Der Wirkstoff S-Metolachlor sei gesundheitsschädlich für bestimmte Säugetiere; seine Abbaustoffe gelangten in hohen Konzentrationen, die amtliche Grenzwerte stark überschritten, ins Grundwasser, was zu einer Gefährdung der Trinkwasserversorgung führte. Die DUH ist der rechtlichen Auffassung, dass die Zulassung aller Pestizide, die den Wirkstoff enthalten, aufgehoben werden muss.

„Obwohl der Koalitionsvertrag klare Aussagen zu einer notwendigen Reduktion giftiger Pestizide wie beispielsweise Glyphosat enthält, versagt die Bundesregierung auf europäischer wie nationaler Ebene. Nach der Enthaltung Deutschlands beim Versuch, europaweit Glyphosat zu verbieten, genehmigt die Fachbehörde von Landwirtschaftsminister Cem Özdemir weiter hochgiftige Pestizide“, kommentiert der DUH-Bundesgeschäftsführer Jürgen Resch.

Trotz des grün geführten Ministeriums sei der Absatz von Pestiziden in Deutschland im Jahr 2022 erneut angestiegen. Während auf EU-Ebene an einer verbindlichen Reduzierung des Einsatzes der Pflanzengifte gearbeitet wird, würden in Deutschland giftige Pestizide ohne weitere Überprüfungen zugelassen oder auslaufende Zulassungen verlängert.

„Nach EU-Recht dürfen nur nachweislich sichere Mittel auf den Markt gelangen. Dem wirtschaftlichen Interesse der Hersteller darf kein Vorrang gegenüber dem Schutz von Natur, Menschen und Tieren eingeräumt werden“, erklärt Rechtsanwältin Caroline Douhaire, die die DUH im Verfahren vertritt. Es gelte zudem das Vorsorgeprinzip. Mit diesen Rechtsgrundsätzen sei die Verlängerungspraxis der deutschen Zulassungsbehörde aus Sicht der DUH nicht zu vereinbaren.

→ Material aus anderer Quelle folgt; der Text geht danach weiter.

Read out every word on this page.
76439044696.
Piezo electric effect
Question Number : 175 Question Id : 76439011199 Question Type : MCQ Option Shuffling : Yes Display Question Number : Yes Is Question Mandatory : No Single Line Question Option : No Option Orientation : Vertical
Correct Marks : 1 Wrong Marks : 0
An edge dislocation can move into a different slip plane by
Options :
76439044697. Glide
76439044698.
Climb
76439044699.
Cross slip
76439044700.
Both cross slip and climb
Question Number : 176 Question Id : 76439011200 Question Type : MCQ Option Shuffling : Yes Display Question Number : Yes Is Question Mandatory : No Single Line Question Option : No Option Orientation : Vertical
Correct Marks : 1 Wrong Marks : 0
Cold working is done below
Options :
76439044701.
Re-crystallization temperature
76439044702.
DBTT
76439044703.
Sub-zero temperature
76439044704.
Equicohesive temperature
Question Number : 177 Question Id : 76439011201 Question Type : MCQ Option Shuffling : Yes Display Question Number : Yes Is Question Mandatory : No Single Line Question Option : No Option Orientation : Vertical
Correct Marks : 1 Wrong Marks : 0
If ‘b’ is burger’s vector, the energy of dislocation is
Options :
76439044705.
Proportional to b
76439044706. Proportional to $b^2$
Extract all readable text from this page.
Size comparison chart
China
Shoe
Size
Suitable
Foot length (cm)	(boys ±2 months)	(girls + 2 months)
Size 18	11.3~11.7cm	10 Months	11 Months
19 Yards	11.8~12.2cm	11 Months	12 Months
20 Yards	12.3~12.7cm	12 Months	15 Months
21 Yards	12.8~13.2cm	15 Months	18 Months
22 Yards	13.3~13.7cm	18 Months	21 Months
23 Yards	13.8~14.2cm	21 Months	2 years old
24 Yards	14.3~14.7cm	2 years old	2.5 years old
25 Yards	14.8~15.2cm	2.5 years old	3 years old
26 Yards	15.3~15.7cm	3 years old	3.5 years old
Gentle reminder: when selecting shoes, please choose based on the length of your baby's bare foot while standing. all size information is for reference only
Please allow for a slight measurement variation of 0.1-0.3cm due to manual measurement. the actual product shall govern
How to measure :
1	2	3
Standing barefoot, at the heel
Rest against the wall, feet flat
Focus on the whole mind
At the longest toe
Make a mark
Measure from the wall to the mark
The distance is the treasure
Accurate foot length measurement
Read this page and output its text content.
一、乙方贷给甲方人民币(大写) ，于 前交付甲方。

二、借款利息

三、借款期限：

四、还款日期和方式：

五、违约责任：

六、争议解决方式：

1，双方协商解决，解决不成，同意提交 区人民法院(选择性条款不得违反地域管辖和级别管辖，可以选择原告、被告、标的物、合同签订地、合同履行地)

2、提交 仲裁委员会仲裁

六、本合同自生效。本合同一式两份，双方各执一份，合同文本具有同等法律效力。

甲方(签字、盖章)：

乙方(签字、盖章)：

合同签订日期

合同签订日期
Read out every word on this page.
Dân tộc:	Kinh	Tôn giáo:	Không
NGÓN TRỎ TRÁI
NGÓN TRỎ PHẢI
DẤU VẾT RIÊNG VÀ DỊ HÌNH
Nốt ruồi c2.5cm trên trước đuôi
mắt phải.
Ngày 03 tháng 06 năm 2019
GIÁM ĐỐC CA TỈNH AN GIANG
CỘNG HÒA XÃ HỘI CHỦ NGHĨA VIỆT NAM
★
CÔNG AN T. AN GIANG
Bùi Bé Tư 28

„Wir müssen mit dem Pestizidausstieg da beginnen, wo es schnell und kostengünstig möglich ist. Und das geht da, wo S-Metolachlor überwiegend verwendet wird: im Mais- und Getreideanbau. Gelingt uns der Ausstieg dort, verzichten wir auf einen Schlag auf mehr als die Hälfte aller Pestizidanwendungen in der EU“, meint foodwatch-Geschäftsführer Jörg Rohwedder. So könnte das Tempo des Pestizid-Ausstiegs erhöht werden.

Die DUH führt nun mit fachlicher Unterstützung von foodwatch insgesamt bereits sechs Verfahren gegen die Zulassung schädlicher Pestizid-Produkte. Maßnahmen gegen weitere Pestizide seien geplant.